The new arrangement is “an essential step to ensuring that the hard-earned peace and progress of the Belfast/Good Friday Agreement is preserved and strengthened,” US President Joe Biden said in a statement.
“I am confident the people and businesses of Northern Ireland will be able to take full advantage of the economic opportunities created by this stability and certainty.”
It remains to be seen whether the deal will be enough to satisfy critics in the rest of Britain, particularly on the right of Sunak’s Conservative party. Former Prime Minister Boris Johnson, who as leader at the time signed off on the trade rules that he now criticises, is widely believed to be manoeuvring for a comeback and could use the deal to undermine Sunak.
In a boost for Sunak’s chances of winning Conservative support, lawmaker Steve Baker — a self-styled “Brexit hardman” who helped topple Prime Minister Theresa May by opposing her Brexit deal in 2019 — said he was “delighted” with the agreement.
The European Research Group of pro-Brexit Conservative lawmakers said it would work with lawyers to examine the details before giving its verdict, a process that could take around a week.
David Davis, a former Brexit minister, said Sunak had pulled off a “formidable negotiating success”.
Business groups in Northern Ireland and the UK as a whole welcomed the new framework.
“Reaching an agreement is an important step in securing the stability and certainty businesses have been seeking,” said the Northern Ireland Business Brexit Working Group, a group representing all the main industries in Northern Ireland, including representatives for retailers, farmers, manufacturers and hauliers.

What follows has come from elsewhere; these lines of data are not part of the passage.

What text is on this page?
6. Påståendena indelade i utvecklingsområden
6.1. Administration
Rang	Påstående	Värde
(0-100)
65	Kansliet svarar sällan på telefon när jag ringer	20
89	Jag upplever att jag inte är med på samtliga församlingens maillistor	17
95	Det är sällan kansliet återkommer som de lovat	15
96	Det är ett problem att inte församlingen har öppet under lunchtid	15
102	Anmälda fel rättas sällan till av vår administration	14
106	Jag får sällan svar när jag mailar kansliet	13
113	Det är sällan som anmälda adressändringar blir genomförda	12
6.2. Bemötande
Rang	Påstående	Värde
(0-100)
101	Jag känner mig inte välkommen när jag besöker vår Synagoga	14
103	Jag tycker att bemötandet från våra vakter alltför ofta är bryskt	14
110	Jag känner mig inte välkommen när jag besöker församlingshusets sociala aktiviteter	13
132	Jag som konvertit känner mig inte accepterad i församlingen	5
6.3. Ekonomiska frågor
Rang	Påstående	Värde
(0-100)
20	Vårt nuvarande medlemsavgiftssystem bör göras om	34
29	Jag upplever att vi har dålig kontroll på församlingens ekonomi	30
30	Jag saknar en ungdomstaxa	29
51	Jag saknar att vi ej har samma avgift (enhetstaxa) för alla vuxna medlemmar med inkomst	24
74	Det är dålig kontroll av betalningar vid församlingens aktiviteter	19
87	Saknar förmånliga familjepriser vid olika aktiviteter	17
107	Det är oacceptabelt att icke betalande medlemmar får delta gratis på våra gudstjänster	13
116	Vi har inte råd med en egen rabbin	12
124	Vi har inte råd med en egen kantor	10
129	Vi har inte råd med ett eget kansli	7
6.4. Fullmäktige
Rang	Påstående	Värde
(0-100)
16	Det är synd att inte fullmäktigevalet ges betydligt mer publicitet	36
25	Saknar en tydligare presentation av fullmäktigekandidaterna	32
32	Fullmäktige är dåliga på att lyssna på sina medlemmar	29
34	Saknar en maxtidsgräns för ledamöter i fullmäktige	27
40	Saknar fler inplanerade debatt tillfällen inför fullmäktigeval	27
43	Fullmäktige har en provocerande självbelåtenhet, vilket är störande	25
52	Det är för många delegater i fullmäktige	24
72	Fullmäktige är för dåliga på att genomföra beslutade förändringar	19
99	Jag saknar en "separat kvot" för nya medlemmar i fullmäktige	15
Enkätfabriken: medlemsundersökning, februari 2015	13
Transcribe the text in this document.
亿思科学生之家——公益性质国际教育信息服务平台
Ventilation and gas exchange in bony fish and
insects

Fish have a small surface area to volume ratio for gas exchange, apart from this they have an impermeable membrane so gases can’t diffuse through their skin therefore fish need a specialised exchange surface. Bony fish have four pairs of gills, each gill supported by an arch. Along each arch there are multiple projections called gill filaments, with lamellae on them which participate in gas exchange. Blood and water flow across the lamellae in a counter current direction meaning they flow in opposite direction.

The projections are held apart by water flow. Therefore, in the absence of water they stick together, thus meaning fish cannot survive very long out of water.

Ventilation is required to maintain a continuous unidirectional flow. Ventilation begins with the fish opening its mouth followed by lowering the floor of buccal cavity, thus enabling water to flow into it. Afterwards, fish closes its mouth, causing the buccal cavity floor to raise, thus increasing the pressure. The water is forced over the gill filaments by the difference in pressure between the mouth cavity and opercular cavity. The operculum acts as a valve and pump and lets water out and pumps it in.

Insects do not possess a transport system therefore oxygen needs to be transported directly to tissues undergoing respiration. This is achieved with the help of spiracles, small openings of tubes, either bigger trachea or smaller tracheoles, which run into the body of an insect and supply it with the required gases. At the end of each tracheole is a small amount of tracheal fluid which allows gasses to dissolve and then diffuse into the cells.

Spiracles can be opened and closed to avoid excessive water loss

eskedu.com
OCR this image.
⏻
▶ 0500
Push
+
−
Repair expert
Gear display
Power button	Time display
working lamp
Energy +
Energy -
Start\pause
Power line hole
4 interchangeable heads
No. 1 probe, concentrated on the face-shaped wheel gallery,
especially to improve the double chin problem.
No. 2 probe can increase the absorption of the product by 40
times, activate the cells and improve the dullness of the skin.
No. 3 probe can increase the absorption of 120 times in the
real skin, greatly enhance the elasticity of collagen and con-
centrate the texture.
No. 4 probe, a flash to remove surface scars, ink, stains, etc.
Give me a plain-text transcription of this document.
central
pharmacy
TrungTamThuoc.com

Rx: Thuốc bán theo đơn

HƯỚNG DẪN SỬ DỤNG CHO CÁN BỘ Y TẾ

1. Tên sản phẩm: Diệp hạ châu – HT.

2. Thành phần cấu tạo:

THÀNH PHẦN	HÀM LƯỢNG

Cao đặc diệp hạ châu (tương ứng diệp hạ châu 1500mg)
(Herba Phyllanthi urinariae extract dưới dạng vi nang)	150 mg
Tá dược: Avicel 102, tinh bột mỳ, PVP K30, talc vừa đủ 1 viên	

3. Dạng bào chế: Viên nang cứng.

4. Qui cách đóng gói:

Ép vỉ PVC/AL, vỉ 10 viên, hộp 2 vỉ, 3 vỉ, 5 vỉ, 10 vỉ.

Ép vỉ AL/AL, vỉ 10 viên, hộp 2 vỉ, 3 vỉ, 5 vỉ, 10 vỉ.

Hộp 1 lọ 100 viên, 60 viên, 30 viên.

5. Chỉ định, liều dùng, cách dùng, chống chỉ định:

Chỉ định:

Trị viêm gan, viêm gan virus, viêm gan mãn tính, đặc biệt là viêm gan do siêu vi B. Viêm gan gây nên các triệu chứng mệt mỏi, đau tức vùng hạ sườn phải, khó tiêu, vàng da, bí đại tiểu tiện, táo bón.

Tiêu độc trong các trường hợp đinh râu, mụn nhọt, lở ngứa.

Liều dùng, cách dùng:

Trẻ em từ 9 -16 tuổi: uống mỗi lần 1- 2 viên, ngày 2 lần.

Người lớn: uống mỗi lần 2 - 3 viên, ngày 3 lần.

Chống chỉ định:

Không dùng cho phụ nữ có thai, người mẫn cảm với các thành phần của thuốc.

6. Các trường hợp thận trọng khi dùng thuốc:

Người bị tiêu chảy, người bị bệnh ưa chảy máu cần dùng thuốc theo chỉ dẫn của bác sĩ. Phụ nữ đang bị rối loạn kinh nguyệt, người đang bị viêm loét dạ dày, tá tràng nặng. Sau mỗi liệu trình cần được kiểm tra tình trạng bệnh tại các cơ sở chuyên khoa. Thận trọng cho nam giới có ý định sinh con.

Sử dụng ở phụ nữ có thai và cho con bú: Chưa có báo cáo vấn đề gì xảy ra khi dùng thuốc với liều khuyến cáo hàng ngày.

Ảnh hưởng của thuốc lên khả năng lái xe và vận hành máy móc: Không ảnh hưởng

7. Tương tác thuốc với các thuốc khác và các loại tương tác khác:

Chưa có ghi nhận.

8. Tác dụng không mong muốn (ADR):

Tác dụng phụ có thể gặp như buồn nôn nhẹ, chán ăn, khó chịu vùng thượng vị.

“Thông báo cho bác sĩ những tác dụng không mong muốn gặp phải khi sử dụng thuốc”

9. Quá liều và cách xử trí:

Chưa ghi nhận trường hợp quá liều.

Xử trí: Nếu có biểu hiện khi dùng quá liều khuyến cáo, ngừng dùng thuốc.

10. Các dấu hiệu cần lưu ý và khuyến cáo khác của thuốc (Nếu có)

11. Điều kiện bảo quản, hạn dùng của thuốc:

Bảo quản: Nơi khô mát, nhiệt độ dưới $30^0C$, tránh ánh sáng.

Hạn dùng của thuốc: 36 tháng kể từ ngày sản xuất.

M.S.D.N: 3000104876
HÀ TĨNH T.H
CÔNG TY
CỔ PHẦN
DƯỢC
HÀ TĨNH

“It is our shared aspiration that the agreement will deliver a unique platform that unlocks economic growth and investment, but we will need time and space to work through the technical detail with our members.”
Tony Danker, who heads the Confederation of British Industry, said it would “allow businesses and politicians to turn their attention to economic growth and delivering greater prosperity.”
Von der Leyen later met King Charles III for an audience at Windsor Castle, despite some criticism from Unionists and other British politicians that it risked dragging the monarchy “into a hugely controversial political issue”. The two were set to discuss topics including climate change and the war in Ukraine.